With the US House of Representatives poised to impeach President Donald Trump for a second time – just days before he is to leave office – questions are being raised about what happens next.
Here are some of the possible scenarios if the House, as expected, impeaches Trump on Wednesday for inciting last week’s attack by his supporters on the US Capitol as Congress certified Democrat Joe Biden’s presidential election victory:
The usual process is for the Senate to hold a trial for a president who has been impeached by the House.
That’s what happened last year after Trump was impeached by the Democratic-controlled House for pressuring the leader of Ukraine to dig up political dirt on Biden.
Trump was acquitted by the Republican-majority Senate.
This time, however, Trump has only a week left in the White House and Biden is to be sworn in as the 46th president of the United States on January 20.
That time crunch has sparked debate and speculation about whether the Senate can hold a trial before Trump leaves office.
Call Senate back early?
The Senate is in recess and is not scheduled to return until January 19.
Republican Senate Majority Leader Mitch McConnell has said a trial could not begin until January 20 – the day Trump is scheduled to leave office.
According to McConnell’s office, bringing the Senate back early would require the unanimous consent of all 100 senators – an unlikely scenario.
According to the office of Democratic Senate Minority Leader Chuck Schumer, a 2004 resolution allows the Senate to be brought back for emergency session with the consent of both the Majority and Minority leaders.
“There is nothing to prevent the Senate from taking it up immediately if Senate Majority Leader Mitch McConnell decides that he wants to proceed,” Democratic Representative James McGovern of Massachusetts, the chairman of the House Rules Committee, said Wednesday.
Pelosi and McConnell
If Trump is impeached by the House, it is up to Nancy Pelosi, the Democratic speaker of the House, to decide when to send the article of impeachment to the Senate.
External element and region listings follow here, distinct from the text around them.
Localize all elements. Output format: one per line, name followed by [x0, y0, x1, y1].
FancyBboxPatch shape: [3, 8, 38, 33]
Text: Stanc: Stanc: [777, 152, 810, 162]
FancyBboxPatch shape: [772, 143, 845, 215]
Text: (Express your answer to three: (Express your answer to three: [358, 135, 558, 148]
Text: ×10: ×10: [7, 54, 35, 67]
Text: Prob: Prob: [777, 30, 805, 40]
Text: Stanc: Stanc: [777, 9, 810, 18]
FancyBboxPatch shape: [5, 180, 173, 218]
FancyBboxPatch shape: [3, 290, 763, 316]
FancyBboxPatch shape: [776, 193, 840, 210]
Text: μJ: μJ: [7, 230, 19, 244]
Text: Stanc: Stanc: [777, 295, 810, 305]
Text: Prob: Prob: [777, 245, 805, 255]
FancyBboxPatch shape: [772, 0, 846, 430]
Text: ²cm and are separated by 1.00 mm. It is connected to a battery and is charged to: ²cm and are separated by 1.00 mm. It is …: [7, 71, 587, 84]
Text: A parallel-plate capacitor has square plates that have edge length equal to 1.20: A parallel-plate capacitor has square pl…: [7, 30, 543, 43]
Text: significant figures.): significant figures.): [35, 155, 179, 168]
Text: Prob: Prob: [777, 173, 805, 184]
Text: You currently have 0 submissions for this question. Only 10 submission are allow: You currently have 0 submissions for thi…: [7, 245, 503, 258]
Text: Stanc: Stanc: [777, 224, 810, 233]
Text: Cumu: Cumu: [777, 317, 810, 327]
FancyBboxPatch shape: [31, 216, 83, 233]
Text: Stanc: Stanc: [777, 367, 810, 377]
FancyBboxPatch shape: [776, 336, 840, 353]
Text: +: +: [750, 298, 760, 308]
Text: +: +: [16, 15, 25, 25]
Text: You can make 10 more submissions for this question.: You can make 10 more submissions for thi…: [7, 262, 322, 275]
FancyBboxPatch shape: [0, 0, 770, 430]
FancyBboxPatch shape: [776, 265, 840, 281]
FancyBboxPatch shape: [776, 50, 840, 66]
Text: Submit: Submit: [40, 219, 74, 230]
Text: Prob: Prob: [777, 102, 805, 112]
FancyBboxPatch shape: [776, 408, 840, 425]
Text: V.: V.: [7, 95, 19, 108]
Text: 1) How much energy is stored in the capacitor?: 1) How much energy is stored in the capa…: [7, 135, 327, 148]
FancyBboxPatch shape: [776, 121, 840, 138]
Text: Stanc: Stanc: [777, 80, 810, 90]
She could send it over immediately once it is passed on Wednesday or she could wait, as some Democrats have suggested, until after Trump leaves office and Biden is comfortably in place.
Once it reaches the Senate, McConnell’s intentions are unclear.
The powerful Republican senator from Kentucky thwarted the last bid to convict Trump in the Senate, managing to rally all Republican senators with the exception of Mitt Romney of Utah to vote for acquittal.
But The New York Times reported on Wednesday that McConnell believes Trump did commit impeachable offenses and sees an opportunity to rid the Republican Party of the real estate tycoon once and for all.
A two-thirds majority of the senators present is needed to convict the president, meaning that if all of them are in the chamber at least 17 Republicans would have to join Democrats in voting for conviction.
If the Senate is unable to hold a trial before Trump leaves the White House on January 20 the question arises as to whether he can be tried after leaving office.
This has never happened before and some constitutional scholars argue that an ex-president cannot be tried by the Senate.
All three previous presidential impeachments – those of Trump and presidents Andrew Johnson and Bill Clinton – occurred while the leaders were still in the White House.
Like Trump, both Johnson – in 1868 – and Clinton – in 1998-99 – were impeached by the House but acquitted by the Senate.
But the House has impeached and the Senate has tried former senators and judges after they were no longer in office or on the bench.
One of the arguments being made for putting Trump on trial even after he leaves office is that a conviction could prevent him from ever holding federal office again.
Trump has expressed interest in potentially running for president again in 2024 and a simple majority vote of the Senate could bar him from another White House run.